After The Appeal published its investigation into ongoing issues of sexual assault by staff at FCI Tallahassee, the BOP and OIG’s office inspected FCI Tallahassee unannounced. In his written testimony, Horowitz described “glaring and disturbing” violations of federal prisoners’ rights at the prison. 

“We observed buildings that were in serious disrepair, with damaged roofs and leaking windows, causing female inmates to use feminine hygiene products to try to control the leaks,” Horowitz wrote. “We identified extraordinarily serious issues with the Food Service Department; this included moldy bread being served to inmates as well as discolored and rotting vegetables in a food preparation refrigerator at the female prison.
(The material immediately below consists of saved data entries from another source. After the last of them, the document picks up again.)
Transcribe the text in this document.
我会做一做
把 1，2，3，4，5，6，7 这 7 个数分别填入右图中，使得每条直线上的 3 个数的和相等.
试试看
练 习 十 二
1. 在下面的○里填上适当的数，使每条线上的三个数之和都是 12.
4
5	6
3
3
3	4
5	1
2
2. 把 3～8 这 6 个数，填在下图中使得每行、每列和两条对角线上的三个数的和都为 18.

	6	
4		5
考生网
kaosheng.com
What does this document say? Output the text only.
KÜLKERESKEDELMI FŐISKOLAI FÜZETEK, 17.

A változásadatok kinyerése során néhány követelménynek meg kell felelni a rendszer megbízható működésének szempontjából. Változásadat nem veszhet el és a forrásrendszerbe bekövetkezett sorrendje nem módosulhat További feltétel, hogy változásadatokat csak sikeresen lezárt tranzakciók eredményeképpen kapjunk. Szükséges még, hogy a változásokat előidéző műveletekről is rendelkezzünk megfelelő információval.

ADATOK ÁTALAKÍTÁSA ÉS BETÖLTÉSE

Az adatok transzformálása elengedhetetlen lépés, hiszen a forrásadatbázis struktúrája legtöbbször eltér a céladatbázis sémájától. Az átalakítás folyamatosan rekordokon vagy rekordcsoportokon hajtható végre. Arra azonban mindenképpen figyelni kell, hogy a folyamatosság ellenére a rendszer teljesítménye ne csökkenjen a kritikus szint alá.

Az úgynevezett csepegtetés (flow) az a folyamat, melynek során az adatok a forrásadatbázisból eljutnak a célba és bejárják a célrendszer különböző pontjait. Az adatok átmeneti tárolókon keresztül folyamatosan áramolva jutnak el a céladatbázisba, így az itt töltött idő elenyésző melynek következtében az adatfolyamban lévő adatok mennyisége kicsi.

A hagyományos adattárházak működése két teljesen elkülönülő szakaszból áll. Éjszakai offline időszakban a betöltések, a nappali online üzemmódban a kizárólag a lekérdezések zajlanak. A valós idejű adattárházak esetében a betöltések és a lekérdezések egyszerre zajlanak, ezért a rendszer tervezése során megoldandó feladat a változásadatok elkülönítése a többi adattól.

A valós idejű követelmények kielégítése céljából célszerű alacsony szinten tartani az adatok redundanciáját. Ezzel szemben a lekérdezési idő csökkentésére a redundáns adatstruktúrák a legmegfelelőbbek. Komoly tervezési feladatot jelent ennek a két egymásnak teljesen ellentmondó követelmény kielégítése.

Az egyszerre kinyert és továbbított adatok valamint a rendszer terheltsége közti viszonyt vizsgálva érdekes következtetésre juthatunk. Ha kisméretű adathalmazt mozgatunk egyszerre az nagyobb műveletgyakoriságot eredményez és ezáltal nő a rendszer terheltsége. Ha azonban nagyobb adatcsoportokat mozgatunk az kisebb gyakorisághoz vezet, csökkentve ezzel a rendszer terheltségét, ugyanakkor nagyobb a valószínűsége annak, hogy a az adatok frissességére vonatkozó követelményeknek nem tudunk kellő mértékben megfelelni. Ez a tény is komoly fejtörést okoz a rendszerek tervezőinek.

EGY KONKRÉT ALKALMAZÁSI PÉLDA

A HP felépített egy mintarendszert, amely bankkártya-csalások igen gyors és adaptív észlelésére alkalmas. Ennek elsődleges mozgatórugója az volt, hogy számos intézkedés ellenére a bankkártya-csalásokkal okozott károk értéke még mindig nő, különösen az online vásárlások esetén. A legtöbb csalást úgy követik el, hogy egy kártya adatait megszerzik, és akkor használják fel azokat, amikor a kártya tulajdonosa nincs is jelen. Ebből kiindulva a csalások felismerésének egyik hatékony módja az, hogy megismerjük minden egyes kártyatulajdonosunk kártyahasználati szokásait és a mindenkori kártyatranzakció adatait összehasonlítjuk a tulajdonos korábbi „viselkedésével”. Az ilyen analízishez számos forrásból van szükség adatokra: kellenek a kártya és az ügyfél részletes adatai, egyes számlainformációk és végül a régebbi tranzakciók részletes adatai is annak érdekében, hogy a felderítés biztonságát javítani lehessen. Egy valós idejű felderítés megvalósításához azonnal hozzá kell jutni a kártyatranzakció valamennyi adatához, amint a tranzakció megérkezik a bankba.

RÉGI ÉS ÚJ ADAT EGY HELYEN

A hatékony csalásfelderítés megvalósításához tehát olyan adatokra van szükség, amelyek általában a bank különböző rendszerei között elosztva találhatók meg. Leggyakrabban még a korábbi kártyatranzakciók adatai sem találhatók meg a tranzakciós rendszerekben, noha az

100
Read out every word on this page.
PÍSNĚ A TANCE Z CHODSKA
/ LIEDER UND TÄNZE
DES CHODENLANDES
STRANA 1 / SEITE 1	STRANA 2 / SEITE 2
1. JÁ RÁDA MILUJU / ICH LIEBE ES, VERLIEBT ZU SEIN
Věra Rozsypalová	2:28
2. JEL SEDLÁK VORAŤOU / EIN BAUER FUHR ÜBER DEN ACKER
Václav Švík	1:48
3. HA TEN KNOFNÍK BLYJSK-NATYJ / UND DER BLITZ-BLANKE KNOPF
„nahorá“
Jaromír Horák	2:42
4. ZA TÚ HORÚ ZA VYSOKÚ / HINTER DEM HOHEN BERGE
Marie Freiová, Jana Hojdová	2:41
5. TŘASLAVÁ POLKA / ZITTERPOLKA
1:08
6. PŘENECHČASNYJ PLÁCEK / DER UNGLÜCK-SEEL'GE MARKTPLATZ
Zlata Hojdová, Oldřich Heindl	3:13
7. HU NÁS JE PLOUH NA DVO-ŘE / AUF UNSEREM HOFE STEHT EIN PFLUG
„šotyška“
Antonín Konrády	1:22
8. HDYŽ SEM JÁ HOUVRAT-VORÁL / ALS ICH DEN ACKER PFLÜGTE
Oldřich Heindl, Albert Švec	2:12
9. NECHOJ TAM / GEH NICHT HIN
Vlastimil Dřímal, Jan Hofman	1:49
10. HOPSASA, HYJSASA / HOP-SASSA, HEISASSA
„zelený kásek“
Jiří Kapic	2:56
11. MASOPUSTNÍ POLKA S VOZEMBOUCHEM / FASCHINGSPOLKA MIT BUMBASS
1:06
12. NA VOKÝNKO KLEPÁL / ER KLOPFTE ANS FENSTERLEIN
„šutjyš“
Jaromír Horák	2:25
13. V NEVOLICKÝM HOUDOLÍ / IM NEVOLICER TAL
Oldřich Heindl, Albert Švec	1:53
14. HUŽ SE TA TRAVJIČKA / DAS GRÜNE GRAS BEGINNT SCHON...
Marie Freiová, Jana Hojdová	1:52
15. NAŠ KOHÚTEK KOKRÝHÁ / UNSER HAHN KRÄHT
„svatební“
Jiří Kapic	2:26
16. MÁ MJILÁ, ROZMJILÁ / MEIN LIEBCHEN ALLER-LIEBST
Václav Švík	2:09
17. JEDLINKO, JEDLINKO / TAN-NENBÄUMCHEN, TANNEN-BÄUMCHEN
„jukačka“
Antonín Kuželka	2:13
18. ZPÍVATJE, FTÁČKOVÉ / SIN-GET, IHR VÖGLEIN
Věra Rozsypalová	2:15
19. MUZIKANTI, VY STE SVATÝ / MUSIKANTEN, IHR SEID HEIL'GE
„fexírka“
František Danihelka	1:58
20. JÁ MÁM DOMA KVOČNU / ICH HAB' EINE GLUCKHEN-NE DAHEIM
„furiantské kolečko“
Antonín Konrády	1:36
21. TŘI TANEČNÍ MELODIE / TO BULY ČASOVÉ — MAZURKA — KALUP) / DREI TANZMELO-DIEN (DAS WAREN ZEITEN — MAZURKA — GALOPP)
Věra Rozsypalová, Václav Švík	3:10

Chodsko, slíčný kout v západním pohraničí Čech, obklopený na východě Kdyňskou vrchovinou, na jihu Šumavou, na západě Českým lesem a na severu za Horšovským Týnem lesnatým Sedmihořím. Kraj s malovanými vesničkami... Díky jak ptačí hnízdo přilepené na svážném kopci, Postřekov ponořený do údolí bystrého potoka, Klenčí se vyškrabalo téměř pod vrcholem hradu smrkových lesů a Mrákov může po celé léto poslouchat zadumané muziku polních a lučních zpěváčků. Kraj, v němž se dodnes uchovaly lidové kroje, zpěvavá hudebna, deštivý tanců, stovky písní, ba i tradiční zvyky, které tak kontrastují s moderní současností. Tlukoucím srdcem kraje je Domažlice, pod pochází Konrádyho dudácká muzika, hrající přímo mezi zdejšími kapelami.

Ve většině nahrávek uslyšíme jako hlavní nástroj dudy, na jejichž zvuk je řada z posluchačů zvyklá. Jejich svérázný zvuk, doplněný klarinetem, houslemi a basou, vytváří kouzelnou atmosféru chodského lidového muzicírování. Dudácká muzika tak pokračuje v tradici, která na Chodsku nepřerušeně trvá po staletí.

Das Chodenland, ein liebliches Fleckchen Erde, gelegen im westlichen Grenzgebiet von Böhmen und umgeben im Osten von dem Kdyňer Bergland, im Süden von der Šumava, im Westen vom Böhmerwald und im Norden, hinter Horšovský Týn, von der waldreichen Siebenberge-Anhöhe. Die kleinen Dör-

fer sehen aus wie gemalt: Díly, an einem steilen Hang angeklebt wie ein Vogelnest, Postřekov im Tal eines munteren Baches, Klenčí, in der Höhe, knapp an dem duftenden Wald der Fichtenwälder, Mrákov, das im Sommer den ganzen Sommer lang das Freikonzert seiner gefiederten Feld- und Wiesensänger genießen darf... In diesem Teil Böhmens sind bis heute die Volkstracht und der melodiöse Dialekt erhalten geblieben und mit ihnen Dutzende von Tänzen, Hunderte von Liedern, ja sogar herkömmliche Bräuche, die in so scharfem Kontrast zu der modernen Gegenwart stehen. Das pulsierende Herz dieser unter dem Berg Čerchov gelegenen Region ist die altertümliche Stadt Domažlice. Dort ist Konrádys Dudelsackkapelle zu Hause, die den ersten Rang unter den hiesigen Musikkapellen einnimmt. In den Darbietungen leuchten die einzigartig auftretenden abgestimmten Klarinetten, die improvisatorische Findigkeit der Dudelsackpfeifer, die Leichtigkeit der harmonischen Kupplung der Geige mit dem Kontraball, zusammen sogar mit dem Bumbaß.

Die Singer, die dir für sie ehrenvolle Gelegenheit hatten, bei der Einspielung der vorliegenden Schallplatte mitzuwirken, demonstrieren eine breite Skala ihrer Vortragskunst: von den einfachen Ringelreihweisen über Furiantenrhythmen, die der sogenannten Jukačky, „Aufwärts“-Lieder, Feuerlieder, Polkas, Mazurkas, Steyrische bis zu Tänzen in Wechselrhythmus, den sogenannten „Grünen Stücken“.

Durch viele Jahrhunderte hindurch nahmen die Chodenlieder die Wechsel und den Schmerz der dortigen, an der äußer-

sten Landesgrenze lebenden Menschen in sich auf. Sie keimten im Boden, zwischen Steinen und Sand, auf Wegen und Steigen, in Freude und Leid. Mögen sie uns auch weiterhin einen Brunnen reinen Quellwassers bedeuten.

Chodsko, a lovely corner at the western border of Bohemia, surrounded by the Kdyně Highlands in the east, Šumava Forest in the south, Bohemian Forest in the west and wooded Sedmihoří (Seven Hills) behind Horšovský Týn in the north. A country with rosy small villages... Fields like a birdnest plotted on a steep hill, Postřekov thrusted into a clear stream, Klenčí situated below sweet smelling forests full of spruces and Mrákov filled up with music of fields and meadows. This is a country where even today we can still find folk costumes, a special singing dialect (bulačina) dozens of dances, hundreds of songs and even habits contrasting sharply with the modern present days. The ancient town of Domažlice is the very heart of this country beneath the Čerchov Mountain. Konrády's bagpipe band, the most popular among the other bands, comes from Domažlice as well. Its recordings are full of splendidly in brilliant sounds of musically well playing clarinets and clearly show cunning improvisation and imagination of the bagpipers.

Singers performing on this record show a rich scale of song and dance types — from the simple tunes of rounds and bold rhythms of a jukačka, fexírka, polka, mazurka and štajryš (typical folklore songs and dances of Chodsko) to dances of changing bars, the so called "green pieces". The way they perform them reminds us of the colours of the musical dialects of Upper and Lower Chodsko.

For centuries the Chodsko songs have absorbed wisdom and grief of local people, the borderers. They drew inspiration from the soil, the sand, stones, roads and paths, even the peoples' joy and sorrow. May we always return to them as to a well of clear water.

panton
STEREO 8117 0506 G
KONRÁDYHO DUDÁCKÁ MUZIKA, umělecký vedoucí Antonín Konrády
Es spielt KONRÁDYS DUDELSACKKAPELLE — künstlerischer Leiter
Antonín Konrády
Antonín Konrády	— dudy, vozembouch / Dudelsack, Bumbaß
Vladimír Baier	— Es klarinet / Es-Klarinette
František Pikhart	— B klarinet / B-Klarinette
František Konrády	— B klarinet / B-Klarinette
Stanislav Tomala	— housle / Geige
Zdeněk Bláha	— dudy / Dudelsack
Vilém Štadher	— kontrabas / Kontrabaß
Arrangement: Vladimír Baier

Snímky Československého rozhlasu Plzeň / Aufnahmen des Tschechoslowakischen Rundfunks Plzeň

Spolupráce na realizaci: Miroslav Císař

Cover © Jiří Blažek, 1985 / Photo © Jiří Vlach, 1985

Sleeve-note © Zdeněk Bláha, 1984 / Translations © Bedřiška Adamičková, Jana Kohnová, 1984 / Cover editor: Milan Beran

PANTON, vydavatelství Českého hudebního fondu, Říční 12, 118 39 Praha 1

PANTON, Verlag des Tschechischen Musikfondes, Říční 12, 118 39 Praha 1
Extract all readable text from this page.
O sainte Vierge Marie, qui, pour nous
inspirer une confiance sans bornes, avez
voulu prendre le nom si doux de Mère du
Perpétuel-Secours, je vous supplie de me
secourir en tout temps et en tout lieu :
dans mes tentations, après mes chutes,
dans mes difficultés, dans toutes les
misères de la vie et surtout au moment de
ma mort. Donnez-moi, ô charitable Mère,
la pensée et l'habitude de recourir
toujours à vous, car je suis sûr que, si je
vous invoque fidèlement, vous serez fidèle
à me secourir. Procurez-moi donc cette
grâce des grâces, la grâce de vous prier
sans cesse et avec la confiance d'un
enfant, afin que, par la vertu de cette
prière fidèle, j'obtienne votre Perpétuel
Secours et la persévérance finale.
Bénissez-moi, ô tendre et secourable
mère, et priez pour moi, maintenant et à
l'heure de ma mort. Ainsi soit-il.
In the food storage warehouses, we found what appeared to be rodent droppings, as well as bags of cereal with insects in them and warped food containers.” 

In a separate hearing later the same day, advocates and state prison officials begged federal lawmakers to address overcrowding and staffing levels across the prison system.

Santia Nance, founder of Sistas in Prison Reform told senators that staff shortages had caused prison officials to repeatedly cancel visitation at the Virginia facility where her fiancé is serving a 20-year sentence.

“For people with loved ones in prison, close contact creates the best outcome for all parties. Ninety-five percent of people in prison will come home, and strengthening family bonds has been scientifically proven to increase public safety and reduce recidivism. But short staffing has interfered with our ability to maintain our family bond,” Nance said.

However, other observers said they felt lawmakers seemed more focused on hiring new guards than addressing the effects of mass incarceration. Daniel Landsman, vice president of policy for the nonprofit Families Against Mandatory Minimums advocacy group (FAMM), said that, in addition to addressing the immediate staffing issues, legislators ought to look to alleviate long-term personnel shortages by releasing more people from prison.

“We still advocate, to the highest degree, exploring safe ways to reduce our prison population,” Landsman told The Appeal. After describing the hearing itself as “bleak,” Landsman said the staffing crisis should urge lawmakers to not just make life better for prison guards but also utilize procedures like compassionate release—that is, letting elderly or seriously ill people out of prison—and passing the Second Look Act, which would allow judges to re-sentence imprisoned people after specific periods of time.

In particular, Landsman highlighted the testimony of Brandy Moore White, head of the Council of Prison Locals for the American Federation of Government Employees union, who said that prison staffing issues also make it harder for imprisoned people to rehabilitate themselves, since staffing shortages mean incarcerated people get less time out of their cells or to talk to family.

“Of course, we wouldn’t be FAMM if we didn’t mention there were two ways to address staffing levels,” Landsman said. “You can either hire more people, or you can shrink the prison population. We need to do both.”